Nascita di Venere. In mostra una serie di disegni realizzati a china ed acquerello nel 1965, che sviluppano il motivo di un ciclo intitolato Fantascienza story e Paesaggio story e nei quali ricorre, ossessiva, la presenza del corpo femminile.
Nascita di Venere
Il disegno è la base dell’arte Un pittore scadente non sa disegnare. Ma un pittore che disegna bene sa comunque dipingere… Il disegno offre all’artista la capacita di controllare sia la linea che la mano. Sviluppa in lui la precisione della linea e del segno” Sono parole che Arsile Gorcky rivolge alla sorella nel 1943 sei anni prima della decisione di uscire di scena con il suicidio, dopo le tragedie consecutive che hanno devastato la sua vita – ultima, il grave incidente stradale in cui ha perso l’uso del braccio e della mano con cui dipingeva. L’artista armeno - che aveva, negli anni Trenta, aderito al surrealismo, ma diffidava di ogni automatismo espressivo, convinto che” la vera arte poggia sulla consapevolezza” – sta lavorando a disegni di straordinaria tensione, in cui le forme organiche – fusione inestricabile di osservazione della natura e di flusso della coscienza – danzano ritmicamente sulla carta, in preda a un processo di inarrestabile metamorfosi.
Davanti a questa splendida serie di disegni di Vittorio Cavicchioni, realizzati a china ed acquerello nel 1965 – che secondo le annotazioni dello stesso autore sviluppano il motivo di un ciclo intitolato “Fantascienza story e Paesaggio story” viene spontaneo pensare alle esperienze di due protagonisti dell’ arte americana: Arsile Gorky, appunto, e Willem De Kooning. C’è in questi disegni dell’artista reggiano, la presenza, quasi ossessiva, del corpo femminile, che egli ritrae con concitazione evidente, con la linea che scorre libera, e felicemente delinea contorni, per poi raccontare la disintegrazione della forma e dello spazio, l’affollamento dei segni, dentro il tumulto dell’anima. E’come se il pulsare dei sensi di fronte alla forza dirompente del corpo e della natura, sappia riconoscere, proprio attraverso lo sbriciolamento di ogni convenzione, le analogie segrete tra strutture fisiche e mentali, tra ritmo della vita e dell’opera, con l’occhio e la mano che gettano un ponte tra natura e interiorità. L’istinto si fa carne, in queste opere,sempre rette da una straordinaria armonia tra frammenti riconoscibili del corpo, apparente disordine dei segni e vertigine della dissoluzione della forma.
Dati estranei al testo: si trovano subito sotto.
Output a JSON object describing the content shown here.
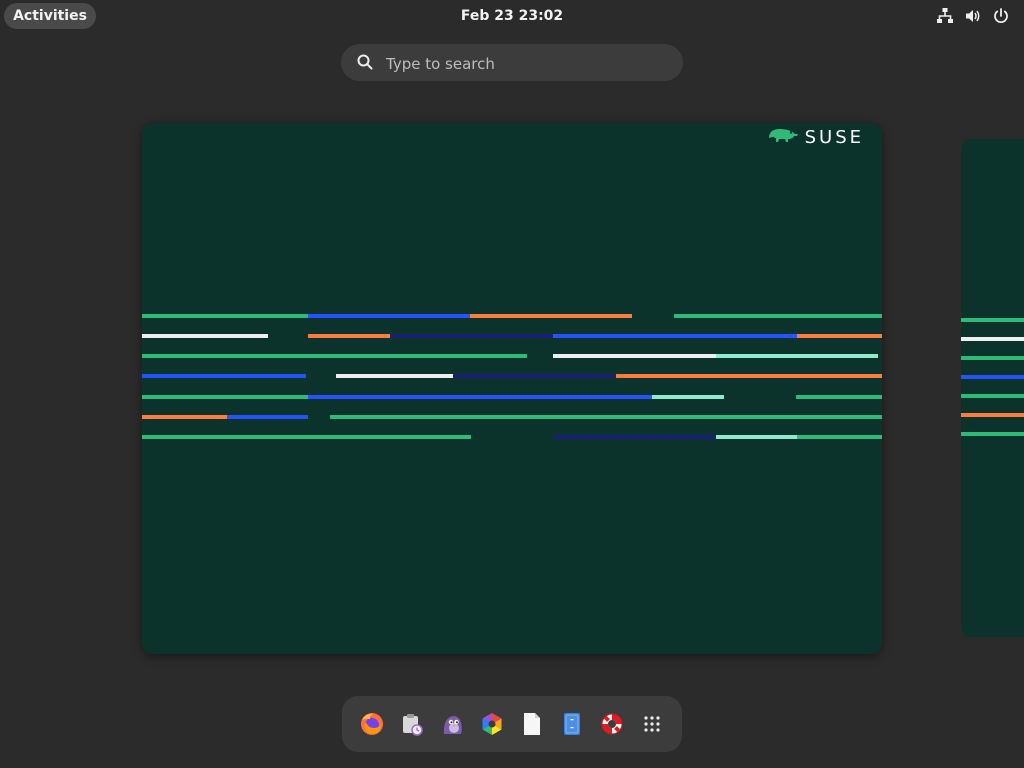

L’opera diventa il luogo della frantumazione del modo tradizionale di vedere le cose, ma anche il luogo magico in cui attraverso la concentrazione e la relazione di correzioni, trasformazioni, sperimentazioni, la forma tende a una ricostruzione:il disegno appare, in fondo, sospeso tra enigma e soluzione. Eppure, spira in questi lavori un senso imperioso della vita, intesa come fuoco, tensione, pathos, ardore, aggressività, vertigine, equilibrio misterioso tra osservazione, memoria,s ogno, istinto. Cavicchioni sapeva disegnare, lo si vede bene nella grande tela in mosta: sinfonia di forme ricostruite,incarnate in colori riscoperti, brividi di toni rosa e azzurri, vibrazioni e fughe di forme. Come diceva Camus dell’uomo, la pittura di Vittorio Cavicchioni è stata, per lungo tempo,”in cammino” dal realismo post-cubista alle suggestioni “informali” di De Stael e De Kooning, dai collages materici con carte e tele di sacco a quelli con lamiere metalliche e plastiche degli Omaggi a Sade e di Pianeta donna, fino alle rarefatte Meditations sur le paysage, prima della temporanea scelta di smettere la pittura, convinto che L’arte fosse ormai inutile e morta. Questa serie di disegni e queste tempere che escono dal buio dello studio ci dicono comunque che Cavicchioni è stato un protagonista autentico dell’arte, non solo e non tanto “reggiana” della seconda metà del Novecento, come, del resto, gia la mostra antologica che il comune di Reggio Emilia gli dedicò venticinque anni fa lasciava capire.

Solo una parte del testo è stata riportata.